University of Reading researcher Robyn Woronka spoke with Eric in January 2021, discussing Eric's life growing up, living and working on the Oxford Road for the past 96 years.
Below, discover highlights from their conversation!
Eric
Eric moved to Oxford Road when he was 13 years old. He remembers taking the tram/bus to the centre of Reading. Eric lived at 212 Oxford Road with parents and three brothers and went to school on Wokingham Road.
Eric remembers hearing the 'clip clop clip clop' of the horse and cart, at 5am, delivering bake goods around town. From his home, Eric could hear the steam trains in the night as they went up the incline. Oxford Road was a busy road with traffic, trams, trolley buses, diesel buses and bicycles. He remembers having to be careful of the tram lines in the road when riding his bike, because if you caught your wheel in the lines, you would have a nasty fall.
Just before the war, Eric’s father worked at the Co-op Dairy as a milkman, delivering milk by horse and buggy, then electric carts and eventually motor car. Eric took a job as an office boy, working for the Automobile Association, riding his bike to work. The area around the train bridge was a posh, residential area, home to professionals such as the chief constable, a dentist, and some families.
Oxford Road, Reading c. 1910. Left: yard of Dunlop and Sons, coal merchants, and No. 69 West End Fruit Stores. Electric tramcar at the end of Howard Street. Right: horse and cart of G. F. Fuller baker and NO. 54 Hedderly newsagent's (c) Reading Libraries
Wartime (1939-1945)
Eric’s mother had four sons who went off to war and four sons who returned. After leaving school, Eric joined the RAF and spent four years in Devon, South Africa and India before he was 21 years old. He returned to Oxford Road to run the family fruit and veg shops. Eric’s father was part of a community fire watching rota, patrolling for incendiary bombs being dropped by the Germans. Reading largely avoided any bombs. Eric remembers his childhood best friend, Jack, who lived on Weston Arms Avenue.

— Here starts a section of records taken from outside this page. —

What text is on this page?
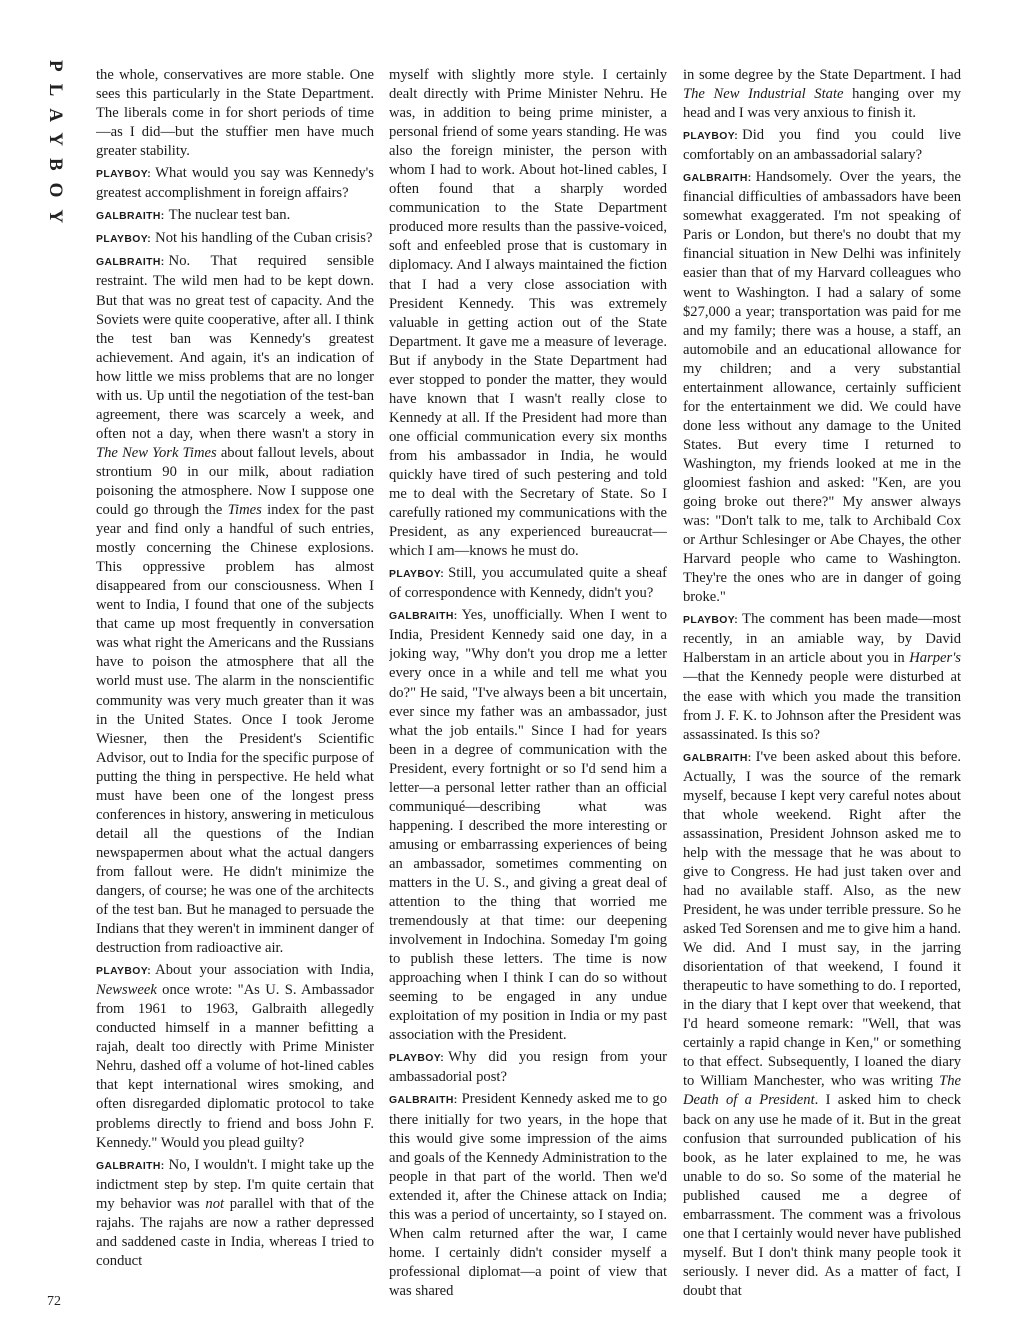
PLAYBOY the whole, conservatives are more stable. One sees this particularly in the State Department. The liberals come in for short periods of time—as I did—but the stuffier men have much greater stability.

PLAYBOY: What would you say was Kennedy's greatest accomplishment in foreign affairs?

GALBRAITH: The nuclear test ban.

PLAYBOY: Not his handling of the Cuban crisis?

GALBRAITH: No. That required sensible restraint. The wild men had to be kept down. But that was no great test of capacity. And the Soviets were quite cooperative, after all. I think the test ban was Kennedy's greatest achievement. And again, it's an indication of how little we miss problems that are no longer with us. Up until the negotiation of the test-ban agreement, there was scarcely a week, and often not a day, when there wasn't a story in The New York Times about fallout levels, about strontium 90 in our milk, about radiation poisoning the atmosphere. Now I suppose one could go through the Times index for the past year and find only a handful of such entries, mostly concerning the Chinese explosions. This oppressive problem has almost disappeared from our consciousness. When I went to India, I found that one of the subjects that came up most frequently in conversation was what right the Americans and the Russians have to poison the atmosphere that all the world must use. The alarm in the nonscientific community was very much greater than it was in the United States. Once I took Jerome Wiesner, then the President's Scientific Advisor, out to India for the specific purpose of putting the thing in perspective. He held what must have been one of the longest press conferences in history, answering in meticulous detail all the questions of the Indian newspapermen about what the actual dangers from fallout were. He didn't minimize the dangers, of course; he was one of the architects of the test ban. But he managed to persuade the Indians that they weren't in imminent danger of destruction from radioactive air.

PLAYBOY: About your association with India, Newsweek once wrote: "As U. S. Ambassador from 1961 to 1963, Galbraith allegedly conducted himself in a manner befitting a rajah, dealt too directly with Prime Minister Nehru, dashed off a volume of hot-lined cables that kept international wires smoking, and often disregarded diplomatic protocol to take problems directly to friend and boss John F. Kennedy." Would you plead guilty?

GALBRAITH: No, I wouldn't. I might take up the indictment step by step. I'm quite certain that my behavior was not parallel with that of the rajahs. The rajahs are now a rather depressed and saddened caste in India, whereas I tried to conduct

myself with slightly more style. I certainly dealt directly with Prime Minister Nehru. He was, in addition to being prime minister, a personal friend of some years standing. He was also the foreign minister, the person with whom I had to work. About hot-lined cables, I often found that a sharply worded communication to the State Department produced more results than the passive-voiced, soft and enfeebled prose that is customary in diplomacy. And I always maintained the fiction that I had a very close association with President Kennedy. This was extremely valuable in getting action out of the State Department. It gave me a measure of leverage. But if anybody in the State Department had ever stopped to ponder the matter, they would have known that I wasn't really close to Kennedy at all. If the President had more than one official communication every six months from his ambassador in India, he would quickly have tired of such pestering and told me to deal with the Secretary of State. So I carefully rationed my communications with the President, as any experienced bureaucrat—which I am—knows he must do.

PLAYBOY: Still, you accumulated quite a sheaf of correspondence with Kennedy, didn't you?

GALBRAITH: Yes, unofficially. When I went to India, President Kennedy said one day, in a joking way, "Why don't you drop me a letter every once in a while and tell me what you do?" He said, "I've always been a bit uncertain, ever since my father was an ambassador, just what the job entails." Since I had for years been in a degree of communication with the President, every fortnight or so I'd send him a letter—a personal letter rather than an official communiqué—describing what was happening. I described the more interesting or amusing or embarrassing experiences of being an ambassador, sometimes commenting on matters in the U. S., and giving a great deal of attention to the thing that worried me tremendously at that time: our deepening involvement in Indochina. Someday I'm going to publish these letters. The time is now approaching when I think I can do so without seeming to be engaged in any undue exploitation of my position in India or my past association with the President.

PLAYBOY: Why did you resign from your ambassadorial post?

GALBRAITH: President Kennedy asked me to go there initially for two years, in the hope that this would give some impression of the aims and goals of the Kennedy Administration to the people in that part of the world. Then we'd extended it, after the Chinese attack on India; this was a period of uncertainty, so I stayed on. When calm returned after the war, I came home. I certainly didn't consider myself a professional diplomat—a point of view that was shared

in some degree by the State Department. I had The New Industrial State hanging over my head and I was very anxious to finish it.

PLAYBOY: Did you find you could live comfortably on an ambassadorial salary?

GALBRAITH: Handsomely. Over the years, the financial difficulties of ambassadors have been somewhat exaggerated. I'm not speaking of Paris or London, but there's no doubt that my financial situation in New Delhi was infinitely easier than that of my Harvard colleagues who went to Washington. I had a salary of some $27,000 a year; transportation was paid for me and my family; there was a house, a staff, an automobile and an educational allowance for my children; and a very substantial entertainment allowance, certainly sufficient for the entertainment we did. We could have done less without any damage to the United States. But every time I returned to Washington, my friends looked at me in the gloomiest fashion and asked: "Ken, are you going broke out there?" My answer always was: "Don't talk to me, talk to Archibald Cox or Arthur Schlesinger or Abe Chayes, the other Harvard people who came to Washington. They're the ones who are in danger of going broke."

PLAYBOY: The comment has been made—most recently, in an amiable way, by David Halberstam in an article about you in Harper's—that the Kennedy people were disturbed at the ease with which you made the transition from J. F. K. to Johnson after the President was assassinated. Is this so?

GALBRAITH: I've been asked about this before. Actually, I was the source of the remark myself, because I kept very careful notes about that whole weekend. Right after the assassination, President Johnson asked me to help with the message that he was about to give to Congress. He had just taken over and had no available staff. Also, as the new President, he was under terrible pressure. So he asked Ted Sorensen and me to give him a hand. We did. And I must say, in the jarring disorientation of that weekend, I found it therapeutic to have something to do. I reported, in the diary that I kept over that weekend, that I'd heard someone remark: "Well, that was certainly a rapid change in Ken," or something to that effect. Subsequently, I loaned the diary to William Manchester, who was writing The Death of a President. I asked him to check back on any use he made of it. But in the great confusion that surrounded publication of his book, as he later explained to me, he was unable to do so. So some of the material he published caused me a degree of embarrassment. The comment was a frivolous one that I certainly would never have published myself. But I don't think many people took it seriously. I never did. As a matter of fact, I doubt that

72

Jack was called up to the armed forces, sent to war and died. Eric’s mother ran the family fruit and veg shop during the war. Eric came home in 1947 and opened Reading’s first mini-market in the 1960s.
Reading Fire Prevention Panel, Vaudeville Theatre, photograph from Reading Chronicle Collection - March 1941 (c) Reading Museum
Post-war (1947-)
Eric remembers housewives who would shop every morning, visiting the bakers, butchers, fishmongers and green grocers, stopping to have a ‘natter’, a chat on Oxford Road with each other. Eric’s family grocer’s on Oxford Road (1947 - 1982) employed 40 staff. Eric felt it was important to employ young people, school leavers 14-16 years old, on weekends and holidays, serving customers behind the counter, restocking shelves. The University of Reading would supply some fruit and veg for Eric’s shops, produced from their farms in Shinfield.
Image showing Eric outside the family green grocers 733 Oxford Road (c) of Eric's family
To sum up Oxford Road, Eric says of the Oxford Road:
'a very interesting life, it depicts the changing population of Britain, becoming more international'.